Auch das ist schlimm. Doch die Trauer um Miss Hühnerfell und das Bewusstsein,
zum Lügen nicht geschaffen zu sein, wiegen schwerer. Maria nimmt sich vor, es
zukünftig beim Verschweigen zu belassen.
    Daran musste Clara denken, als sie es vermied, Adrian die Wahrheit
über den Zwischenfall mit dem riesigen Italiener zu sagen. Eigentlich grundlos,
sie konnte selbst nicht genau sagen, warum.

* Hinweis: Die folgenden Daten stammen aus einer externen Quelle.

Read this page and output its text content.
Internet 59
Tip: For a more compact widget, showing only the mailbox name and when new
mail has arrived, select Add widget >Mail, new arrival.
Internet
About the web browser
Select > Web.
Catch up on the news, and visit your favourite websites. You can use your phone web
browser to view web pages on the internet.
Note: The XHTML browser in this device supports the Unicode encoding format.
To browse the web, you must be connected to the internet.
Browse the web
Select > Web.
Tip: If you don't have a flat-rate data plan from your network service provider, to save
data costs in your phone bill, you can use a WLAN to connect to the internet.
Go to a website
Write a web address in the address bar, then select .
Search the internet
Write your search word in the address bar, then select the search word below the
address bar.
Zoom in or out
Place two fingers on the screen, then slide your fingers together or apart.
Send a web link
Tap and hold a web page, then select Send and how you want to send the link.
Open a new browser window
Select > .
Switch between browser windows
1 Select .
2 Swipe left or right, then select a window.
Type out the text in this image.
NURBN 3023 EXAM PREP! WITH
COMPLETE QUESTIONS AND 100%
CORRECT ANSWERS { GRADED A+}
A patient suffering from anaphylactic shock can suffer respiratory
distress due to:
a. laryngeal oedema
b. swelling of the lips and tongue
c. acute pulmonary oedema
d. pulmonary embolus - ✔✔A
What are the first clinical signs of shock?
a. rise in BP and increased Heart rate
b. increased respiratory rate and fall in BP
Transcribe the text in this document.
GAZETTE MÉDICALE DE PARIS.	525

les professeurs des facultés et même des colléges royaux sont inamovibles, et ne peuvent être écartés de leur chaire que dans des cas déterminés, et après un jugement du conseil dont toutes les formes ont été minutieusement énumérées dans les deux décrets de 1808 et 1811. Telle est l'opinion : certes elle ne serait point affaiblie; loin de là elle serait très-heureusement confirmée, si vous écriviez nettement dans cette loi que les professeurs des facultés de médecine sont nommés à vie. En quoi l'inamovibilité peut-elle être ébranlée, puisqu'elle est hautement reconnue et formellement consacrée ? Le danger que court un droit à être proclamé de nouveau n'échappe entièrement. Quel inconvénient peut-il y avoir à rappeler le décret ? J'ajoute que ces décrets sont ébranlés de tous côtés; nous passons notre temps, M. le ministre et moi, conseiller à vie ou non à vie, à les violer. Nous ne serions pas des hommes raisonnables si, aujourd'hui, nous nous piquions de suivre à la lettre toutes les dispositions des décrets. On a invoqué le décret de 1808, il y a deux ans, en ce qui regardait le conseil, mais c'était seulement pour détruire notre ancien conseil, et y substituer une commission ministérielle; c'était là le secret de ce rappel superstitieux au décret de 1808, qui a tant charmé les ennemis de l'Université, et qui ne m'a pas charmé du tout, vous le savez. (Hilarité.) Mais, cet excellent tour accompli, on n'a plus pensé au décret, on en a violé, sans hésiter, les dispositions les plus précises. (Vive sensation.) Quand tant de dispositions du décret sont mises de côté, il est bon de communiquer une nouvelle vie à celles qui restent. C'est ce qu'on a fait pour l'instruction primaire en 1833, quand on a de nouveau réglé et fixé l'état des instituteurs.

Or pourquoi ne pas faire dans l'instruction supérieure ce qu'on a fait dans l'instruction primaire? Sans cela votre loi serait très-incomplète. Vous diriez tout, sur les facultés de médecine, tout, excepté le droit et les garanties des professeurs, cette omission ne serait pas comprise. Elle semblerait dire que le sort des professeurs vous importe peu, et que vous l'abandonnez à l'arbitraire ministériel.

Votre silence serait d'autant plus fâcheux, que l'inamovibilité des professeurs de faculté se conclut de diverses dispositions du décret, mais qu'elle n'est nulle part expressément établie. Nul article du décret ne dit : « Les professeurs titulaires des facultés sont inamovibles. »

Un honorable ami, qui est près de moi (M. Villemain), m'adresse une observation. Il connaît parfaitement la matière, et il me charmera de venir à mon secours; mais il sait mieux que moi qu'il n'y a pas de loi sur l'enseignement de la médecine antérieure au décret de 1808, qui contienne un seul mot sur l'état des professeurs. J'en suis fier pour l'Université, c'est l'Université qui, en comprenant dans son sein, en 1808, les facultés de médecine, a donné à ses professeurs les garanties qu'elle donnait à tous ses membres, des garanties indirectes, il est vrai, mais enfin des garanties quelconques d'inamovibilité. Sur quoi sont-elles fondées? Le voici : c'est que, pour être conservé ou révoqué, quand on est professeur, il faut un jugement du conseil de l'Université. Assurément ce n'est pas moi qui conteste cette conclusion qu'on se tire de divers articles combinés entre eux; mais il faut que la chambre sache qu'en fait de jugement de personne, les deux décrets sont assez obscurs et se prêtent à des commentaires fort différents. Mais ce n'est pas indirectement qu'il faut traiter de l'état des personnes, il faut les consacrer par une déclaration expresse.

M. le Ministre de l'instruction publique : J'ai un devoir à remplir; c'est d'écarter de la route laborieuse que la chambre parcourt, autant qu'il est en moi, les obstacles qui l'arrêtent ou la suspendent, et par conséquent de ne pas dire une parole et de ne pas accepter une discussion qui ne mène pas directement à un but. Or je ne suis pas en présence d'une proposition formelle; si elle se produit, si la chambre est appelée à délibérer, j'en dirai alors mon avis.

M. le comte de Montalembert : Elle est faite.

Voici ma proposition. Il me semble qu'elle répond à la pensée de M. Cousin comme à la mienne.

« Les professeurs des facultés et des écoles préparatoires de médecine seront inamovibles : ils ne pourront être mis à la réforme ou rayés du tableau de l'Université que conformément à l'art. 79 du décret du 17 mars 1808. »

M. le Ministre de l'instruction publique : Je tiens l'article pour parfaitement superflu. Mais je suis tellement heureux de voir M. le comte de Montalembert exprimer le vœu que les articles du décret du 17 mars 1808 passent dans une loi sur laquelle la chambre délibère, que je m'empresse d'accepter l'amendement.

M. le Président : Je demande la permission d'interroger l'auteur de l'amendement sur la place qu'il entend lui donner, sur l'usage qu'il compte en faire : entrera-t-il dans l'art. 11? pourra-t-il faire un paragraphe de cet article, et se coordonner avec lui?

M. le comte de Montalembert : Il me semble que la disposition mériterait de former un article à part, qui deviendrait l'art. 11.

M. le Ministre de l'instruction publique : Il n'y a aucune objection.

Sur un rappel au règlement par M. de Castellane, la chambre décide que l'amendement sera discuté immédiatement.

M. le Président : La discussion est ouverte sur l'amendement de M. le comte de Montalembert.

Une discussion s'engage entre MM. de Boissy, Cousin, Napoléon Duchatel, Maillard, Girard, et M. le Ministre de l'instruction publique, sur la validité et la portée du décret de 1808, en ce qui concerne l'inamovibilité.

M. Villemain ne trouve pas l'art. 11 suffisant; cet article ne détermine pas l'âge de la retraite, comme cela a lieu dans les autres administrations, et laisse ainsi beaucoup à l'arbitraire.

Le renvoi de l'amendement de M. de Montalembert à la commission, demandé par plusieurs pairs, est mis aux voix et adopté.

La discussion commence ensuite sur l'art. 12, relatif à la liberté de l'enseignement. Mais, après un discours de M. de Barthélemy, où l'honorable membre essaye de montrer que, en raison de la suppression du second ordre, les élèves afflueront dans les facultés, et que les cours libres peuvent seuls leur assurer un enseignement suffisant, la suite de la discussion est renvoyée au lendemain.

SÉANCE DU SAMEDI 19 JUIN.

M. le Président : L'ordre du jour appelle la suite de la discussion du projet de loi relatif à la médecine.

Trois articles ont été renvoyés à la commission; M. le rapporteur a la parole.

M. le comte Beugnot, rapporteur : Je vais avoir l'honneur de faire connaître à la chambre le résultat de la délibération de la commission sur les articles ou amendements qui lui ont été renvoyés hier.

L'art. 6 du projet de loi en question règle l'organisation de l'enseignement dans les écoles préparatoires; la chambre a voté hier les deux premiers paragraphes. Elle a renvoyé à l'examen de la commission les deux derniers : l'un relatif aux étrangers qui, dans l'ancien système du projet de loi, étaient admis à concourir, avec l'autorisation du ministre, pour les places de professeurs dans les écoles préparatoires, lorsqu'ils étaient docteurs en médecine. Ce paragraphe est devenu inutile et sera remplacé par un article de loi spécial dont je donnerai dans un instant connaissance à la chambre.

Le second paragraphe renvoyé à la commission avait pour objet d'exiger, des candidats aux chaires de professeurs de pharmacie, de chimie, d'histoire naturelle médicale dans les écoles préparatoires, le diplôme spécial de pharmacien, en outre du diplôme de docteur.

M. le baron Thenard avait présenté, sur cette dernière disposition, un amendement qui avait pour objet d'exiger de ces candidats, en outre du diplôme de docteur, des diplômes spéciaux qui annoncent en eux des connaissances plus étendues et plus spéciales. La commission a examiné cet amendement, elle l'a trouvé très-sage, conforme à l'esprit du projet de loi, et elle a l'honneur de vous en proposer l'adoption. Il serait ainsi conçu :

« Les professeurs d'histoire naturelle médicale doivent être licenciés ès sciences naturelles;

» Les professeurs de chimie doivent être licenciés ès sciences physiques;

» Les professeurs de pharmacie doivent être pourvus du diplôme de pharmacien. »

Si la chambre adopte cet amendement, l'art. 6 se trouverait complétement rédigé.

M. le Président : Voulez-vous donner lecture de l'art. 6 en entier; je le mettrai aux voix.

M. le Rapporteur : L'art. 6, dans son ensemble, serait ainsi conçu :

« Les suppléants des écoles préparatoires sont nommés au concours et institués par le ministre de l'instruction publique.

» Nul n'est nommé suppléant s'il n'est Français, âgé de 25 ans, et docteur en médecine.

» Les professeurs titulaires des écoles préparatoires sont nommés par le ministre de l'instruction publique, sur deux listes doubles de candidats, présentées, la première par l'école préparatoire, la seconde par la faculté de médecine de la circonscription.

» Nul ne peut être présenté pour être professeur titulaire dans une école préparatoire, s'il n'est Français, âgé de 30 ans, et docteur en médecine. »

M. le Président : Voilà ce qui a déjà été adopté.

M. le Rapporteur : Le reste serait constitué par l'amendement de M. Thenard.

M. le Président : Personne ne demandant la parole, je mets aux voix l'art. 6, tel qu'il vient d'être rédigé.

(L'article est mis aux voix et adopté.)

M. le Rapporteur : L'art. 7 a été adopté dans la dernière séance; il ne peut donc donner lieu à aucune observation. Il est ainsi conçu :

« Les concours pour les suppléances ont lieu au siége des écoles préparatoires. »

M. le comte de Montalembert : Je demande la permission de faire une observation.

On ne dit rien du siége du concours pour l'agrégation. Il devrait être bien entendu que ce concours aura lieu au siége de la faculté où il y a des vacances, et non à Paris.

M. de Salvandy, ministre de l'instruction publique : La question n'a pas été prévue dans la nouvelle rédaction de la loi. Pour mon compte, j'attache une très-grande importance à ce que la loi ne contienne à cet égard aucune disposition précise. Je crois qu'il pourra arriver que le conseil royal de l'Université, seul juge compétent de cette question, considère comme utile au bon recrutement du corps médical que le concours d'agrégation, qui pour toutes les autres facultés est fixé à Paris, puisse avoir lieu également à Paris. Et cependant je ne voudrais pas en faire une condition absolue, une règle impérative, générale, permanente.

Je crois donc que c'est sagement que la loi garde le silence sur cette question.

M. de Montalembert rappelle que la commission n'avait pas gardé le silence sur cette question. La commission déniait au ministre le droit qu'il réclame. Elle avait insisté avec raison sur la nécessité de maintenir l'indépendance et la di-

Vielleicht wollte sie es auch sich
selbst gegenüber verschweigen.
    Schon am Mittag, als die deutsche Nationalmannschaft am
Brandenburger Tor mit Schweinsteiger am Schlagzeug der Sportfreunde Stiller
ihren dritten Platz feierte, zeigte sich, dass das Wetter für das Endspiel
perfekt werden würde. Die Luft war klar, das Thermometer zeigte achtundzwanzig
Grad, am strahlend blauen Himmel zogen ein paar Wolken von Westen herüber.
Italien gegen Frankreich, ausverkauftes Olympiastadion. Kaum französische
Zuschauer, aber ganze Stämme eingeborener Italiener.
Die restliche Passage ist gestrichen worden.